DENGUE BUTANTAN-DV Quase 8 mil profissionais de saúde de Mato Grosso, dos 142 municípios, receberam a vacina contra a dengue Butantan -DV antes de o imunizante ter a aplicação suspensa temporariamente pelo Ministério da Saúde. No Estado, 7.984 trabalhadores da linha de frente do Sistema Único de Saúde (SUS) foram vacinados até a última sexta-feira (5). A estratégia previa beneficiar 23,3 mil profissionais de saúde no Estado e, em uma segunda etapa, ampliar a vacinação para pessoas de 15 a 59 anos. Essa nova fase deveria ter início no segundo semestre deste ano.
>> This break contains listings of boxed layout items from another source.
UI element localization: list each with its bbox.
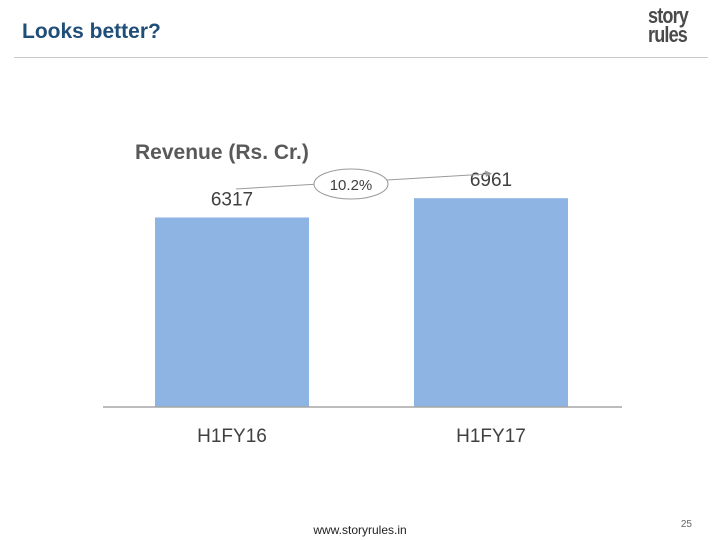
bars-group: 6317 H1FY16 6961 H1FY17 (155, 170, 568, 447)
footer-url: www.storyrules.in (313, 523, 407, 537)
title-divider (14, 57, 708, 58)
growth-arrow-head (485, 170, 492, 177)
growth-bubble (313, 168, 389, 200)
growth-arrow: 10.2% (235, 168, 492, 200)
data-label-h1fy16: 6317 (211, 189, 253, 210)
page-number: 25 (680, 519, 692, 530)
logo-line-rules: rules (648, 22, 688, 47)
bar-h1fy16 (155, 217, 309, 407)
logo-line-story: story (648, 3, 689, 28)
category-label-h1fy17: H1FY17 (456, 426, 526, 447)
chart-title: Revenue (Rs. Cr.) (135, 141, 309, 164)
category-label-h1fy16: H1FY16 (197, 426, 267, 447)
bar-h1fy17 (414, 198, 568, 407)
growth-annotation: 10.2% (330, 177, 373, 194)
storyrules-logo: story rules (648, 3, 699, 47)
slide-title: Looks better? (22, 20, 161, 43)
data-label-h1fy17: 6961 (470, 170, 512, 191)
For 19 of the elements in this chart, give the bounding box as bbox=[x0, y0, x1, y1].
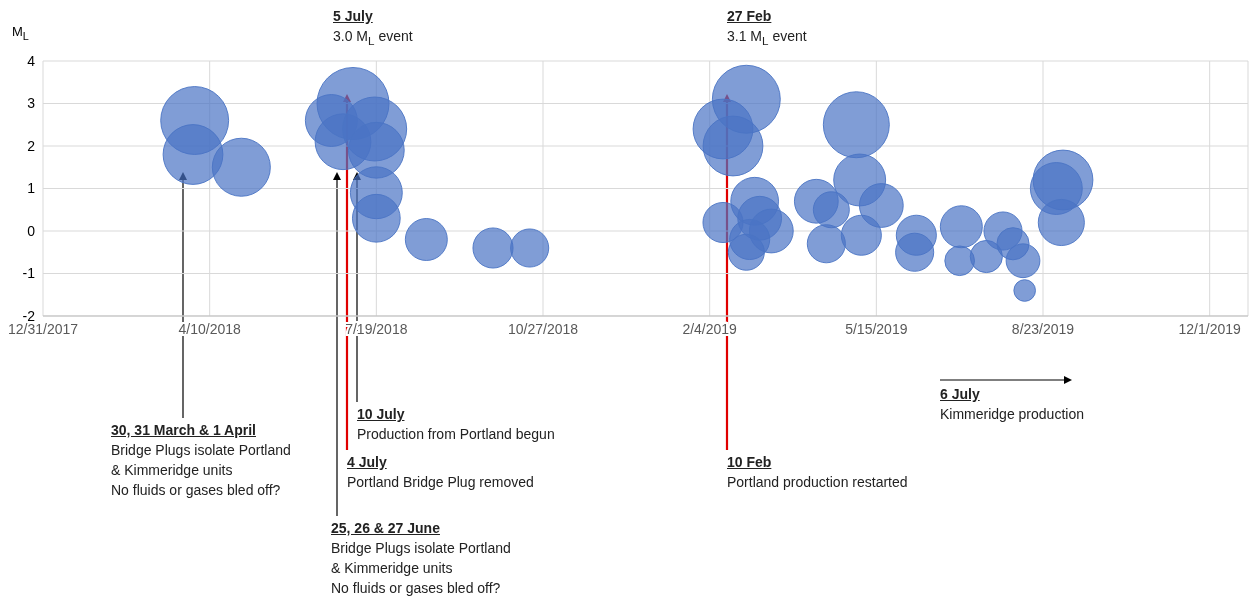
x-tick-label: 5/15/2019 bbox=[845, 320, 908, 337]
text: 10 Feb Portland production restarted bbox=[727, 453, 908, 492]
y-tick-label: 1 bbox=[27, 180, 36, 197]
text: 25, 26 & 27 June Bridge Plugs isolate Portland & Kimmeridge units No fluids or gases bled off? bbox=[331, 519, 511, 598]
y-tick-label: 2 bbox=[27, 137, 36, 154]
y-tick-label: -1 bbox=[22, 265, 36, 282]
y-tick-label: 0 bbox=[27, 222, 36, 239]
y-axis-title: M$_{L}$ bbox=[12, 24, 29, 42]
text: 30, 31 March & 1 April Bridge Plugs isolate Portland & Kimmeridge units No fluids or gases bled off? bbox=[111, 421, 291, 500]
x-tick-label: 12/1/2019 bbox=[1178, 320, 1242, 337]
text: 5 July 3.0 M$_{L}$ event bbox=[333, 7, 413, 49]
text: 4 July Portland Bridge Plug removed bbox=[347, 453, 534, 492]
text: 27 Feb 3.1 M$_{L}$ event bbox=[727, 7, 807, 49]
x-tick-label: 10/27/2018 bbox=[507, 320, 579, 337]
y-tick-label: 3 bbox=[27, 95, 36, 112]
text: 6 July Kimmeridge production bbox=[940, 385, 1084, 424]
x-tick-label: 8/23/2019 bbox=[1011, 320, 1075, 337]
y-tick-label: 4 bbox=[27, 52, 36, 69]
text: 10 July Production from Portland begun bbox=[357, 405, 555, 444]
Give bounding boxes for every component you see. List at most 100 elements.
A suspensão foi reforçada pela Secretaria de Estado de Saúde de Mato Grosso (SES-MT) e adotada por precaução, após o registro de 42 casos com sinais de alerta em pessoas vacinadas no país.
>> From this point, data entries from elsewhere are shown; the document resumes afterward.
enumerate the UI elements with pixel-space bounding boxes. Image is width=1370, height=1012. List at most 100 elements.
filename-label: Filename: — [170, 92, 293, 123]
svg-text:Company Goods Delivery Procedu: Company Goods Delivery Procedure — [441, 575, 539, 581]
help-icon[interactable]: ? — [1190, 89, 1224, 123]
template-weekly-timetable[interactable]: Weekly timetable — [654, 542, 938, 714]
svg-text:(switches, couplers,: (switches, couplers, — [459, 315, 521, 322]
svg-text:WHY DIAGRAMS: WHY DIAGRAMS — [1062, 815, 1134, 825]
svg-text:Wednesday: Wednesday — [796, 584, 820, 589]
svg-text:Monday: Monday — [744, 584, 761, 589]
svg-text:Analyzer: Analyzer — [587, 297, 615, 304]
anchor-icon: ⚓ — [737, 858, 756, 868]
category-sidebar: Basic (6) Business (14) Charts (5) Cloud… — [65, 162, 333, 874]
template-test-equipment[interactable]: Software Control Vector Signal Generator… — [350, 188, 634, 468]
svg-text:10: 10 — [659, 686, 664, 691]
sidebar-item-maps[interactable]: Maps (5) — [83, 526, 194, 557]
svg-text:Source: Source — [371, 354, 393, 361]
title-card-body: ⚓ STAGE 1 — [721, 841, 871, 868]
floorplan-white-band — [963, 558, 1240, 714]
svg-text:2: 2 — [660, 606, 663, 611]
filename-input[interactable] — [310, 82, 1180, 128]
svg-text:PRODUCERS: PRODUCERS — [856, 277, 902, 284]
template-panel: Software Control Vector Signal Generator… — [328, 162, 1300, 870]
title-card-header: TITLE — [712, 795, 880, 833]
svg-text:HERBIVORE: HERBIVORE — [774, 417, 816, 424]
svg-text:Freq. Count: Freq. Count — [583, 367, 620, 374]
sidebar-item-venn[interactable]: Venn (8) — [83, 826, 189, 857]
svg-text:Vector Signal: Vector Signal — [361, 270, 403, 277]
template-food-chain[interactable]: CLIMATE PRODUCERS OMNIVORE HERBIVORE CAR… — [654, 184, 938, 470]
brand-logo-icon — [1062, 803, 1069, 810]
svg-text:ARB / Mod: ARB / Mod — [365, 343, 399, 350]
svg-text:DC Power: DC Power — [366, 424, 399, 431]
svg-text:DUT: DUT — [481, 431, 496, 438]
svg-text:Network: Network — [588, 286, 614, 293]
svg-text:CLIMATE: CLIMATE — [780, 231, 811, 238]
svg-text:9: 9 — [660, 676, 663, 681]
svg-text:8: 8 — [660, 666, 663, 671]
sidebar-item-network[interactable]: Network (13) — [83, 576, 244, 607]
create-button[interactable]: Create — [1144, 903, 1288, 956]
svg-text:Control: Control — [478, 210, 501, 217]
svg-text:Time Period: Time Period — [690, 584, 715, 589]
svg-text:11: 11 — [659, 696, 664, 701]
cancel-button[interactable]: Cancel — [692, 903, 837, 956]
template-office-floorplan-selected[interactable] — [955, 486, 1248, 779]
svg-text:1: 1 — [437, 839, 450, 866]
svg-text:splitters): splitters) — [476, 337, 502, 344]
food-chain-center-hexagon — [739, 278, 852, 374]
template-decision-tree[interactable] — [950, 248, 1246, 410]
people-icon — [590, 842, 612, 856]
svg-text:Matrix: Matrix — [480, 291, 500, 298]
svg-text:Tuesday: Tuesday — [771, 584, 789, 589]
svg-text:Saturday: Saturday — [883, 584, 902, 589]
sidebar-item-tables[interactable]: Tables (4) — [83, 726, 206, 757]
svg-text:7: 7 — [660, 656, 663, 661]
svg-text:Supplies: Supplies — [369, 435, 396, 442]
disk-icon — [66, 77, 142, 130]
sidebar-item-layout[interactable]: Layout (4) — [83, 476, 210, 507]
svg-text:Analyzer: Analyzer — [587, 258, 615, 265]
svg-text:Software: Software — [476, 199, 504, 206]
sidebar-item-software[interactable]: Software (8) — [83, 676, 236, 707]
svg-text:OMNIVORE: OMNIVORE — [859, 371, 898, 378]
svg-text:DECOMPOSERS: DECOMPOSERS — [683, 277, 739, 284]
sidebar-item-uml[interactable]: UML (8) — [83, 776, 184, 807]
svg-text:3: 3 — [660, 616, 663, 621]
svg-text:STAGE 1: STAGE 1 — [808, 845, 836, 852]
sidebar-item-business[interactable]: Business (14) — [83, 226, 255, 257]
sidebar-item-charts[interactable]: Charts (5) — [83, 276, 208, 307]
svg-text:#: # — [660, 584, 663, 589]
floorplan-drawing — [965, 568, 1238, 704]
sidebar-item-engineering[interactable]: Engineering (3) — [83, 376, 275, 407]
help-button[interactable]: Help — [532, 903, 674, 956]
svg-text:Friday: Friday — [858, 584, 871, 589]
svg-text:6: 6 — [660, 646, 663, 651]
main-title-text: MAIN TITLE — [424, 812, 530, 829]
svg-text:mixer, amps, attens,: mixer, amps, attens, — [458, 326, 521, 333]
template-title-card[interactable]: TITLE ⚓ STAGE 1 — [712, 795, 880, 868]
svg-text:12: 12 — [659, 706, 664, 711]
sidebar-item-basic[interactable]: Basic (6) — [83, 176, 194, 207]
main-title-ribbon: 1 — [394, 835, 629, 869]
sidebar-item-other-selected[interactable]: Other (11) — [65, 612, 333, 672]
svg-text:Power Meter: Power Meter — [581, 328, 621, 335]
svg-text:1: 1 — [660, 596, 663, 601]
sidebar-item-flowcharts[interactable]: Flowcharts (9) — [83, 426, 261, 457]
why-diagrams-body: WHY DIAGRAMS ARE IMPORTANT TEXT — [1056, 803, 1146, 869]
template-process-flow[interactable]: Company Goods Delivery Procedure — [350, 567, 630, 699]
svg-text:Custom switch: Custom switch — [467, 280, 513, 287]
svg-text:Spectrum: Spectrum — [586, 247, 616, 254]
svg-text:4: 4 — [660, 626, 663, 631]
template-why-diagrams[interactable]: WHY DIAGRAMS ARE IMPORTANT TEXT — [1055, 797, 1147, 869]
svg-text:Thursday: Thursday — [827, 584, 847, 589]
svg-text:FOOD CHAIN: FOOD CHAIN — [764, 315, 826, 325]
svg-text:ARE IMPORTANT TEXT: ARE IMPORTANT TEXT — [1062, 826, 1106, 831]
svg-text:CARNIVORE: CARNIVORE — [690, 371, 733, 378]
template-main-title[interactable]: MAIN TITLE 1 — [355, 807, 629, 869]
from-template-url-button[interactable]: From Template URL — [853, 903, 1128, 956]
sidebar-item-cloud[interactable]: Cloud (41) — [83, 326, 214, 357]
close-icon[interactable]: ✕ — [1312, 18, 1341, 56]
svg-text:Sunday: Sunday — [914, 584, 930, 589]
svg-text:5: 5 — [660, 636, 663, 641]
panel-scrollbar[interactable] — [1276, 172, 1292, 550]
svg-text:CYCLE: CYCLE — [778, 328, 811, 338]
Três ocorrências foram classificadas como graves, incluindo dois óbitos ainda em investigação. A SES não informou se algum profissional de Mato Grosso teve sintomas de alerta e apenas reforçou que o Ministério da Saúde não divulgou a localidade e as informações sobre os pacientes. Entre os sintomas relatados estão dor abdominal intensa, vômitos persistentes e sangramentos. Até o momento, não há conclusão de causalidade entre os eventos registrados e a vacina. A Butantan-DV foi aprovada pela Agência Nacional de Vigilância Sanitária (Anvisa) em novembro de 2025 para pessoas de 12 a 59 anos.
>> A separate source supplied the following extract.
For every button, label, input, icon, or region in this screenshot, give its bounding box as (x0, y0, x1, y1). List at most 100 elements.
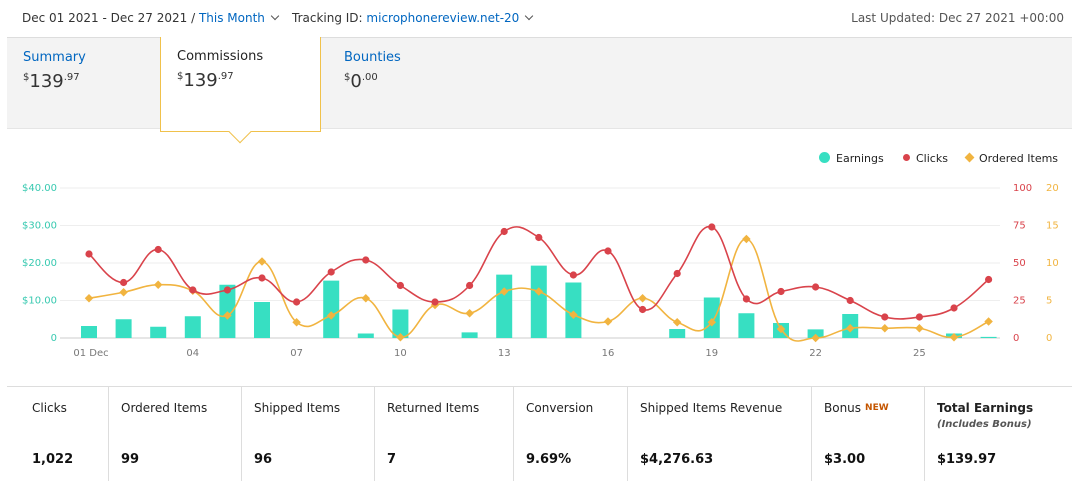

Desde então, mais de 1,3 milhão de doses foram disponibilizadas pelo Programa Nacional de Imunizações (PNI) e, em Mato Grosso, a campanha foi iniciada em 2 de março, com 18.920 doses destinadas aos profissionais da saúde. Trabalhadora da saúde há mais de 16 anos, A.L.N., 46 anos, recebeu a dose no fim de março e conta que apresentou sintomas após a imunização. “Eu tive dores no corpo, febre moderada e muito mal -estar físico. Precisei de um pouco de repouso, mas tudo isso estava previsto como alguns sintomas da vacina”, relatou. Segundo ela, os sintomas começaram no dia seguinte à aplicação e também foram relatados por outros profissionais. “Muita gente sentiu também, mas, como nos foi explicado, essas poderiam ser algumas reações esperadas”, afirmou.
A secretária-adjunta de Atenção e Vigilância à Saúde da SES, Alessandra Moraes, orientou que os profissionais vacinados observem o estado de saúde por 21 dias após a aplicação. Em caso de febre, dor abdominal intensa, vômitos persistentes, sangramentos, tontura, sonolência excessiva, sinais de desidratação ou falta de ar, a recomendação é procurar atendimento médico imediato. No Estado, 7.984 trabalhadores da linha de frente do Sistema Único de Saúde (SUS) foram vacinados até a última sexta-feira (5) Jhonatan Cantarelle/Agência Saúde DF MT aplicou quase 8 mil vacinas
OUTRO IMUNIZANTE Suspensão não atinge doses para menores
A suspensão temporária anunciada pelo Ministério da Saúde não atinge a vacina Qdenga, produzida por laboratório japonês.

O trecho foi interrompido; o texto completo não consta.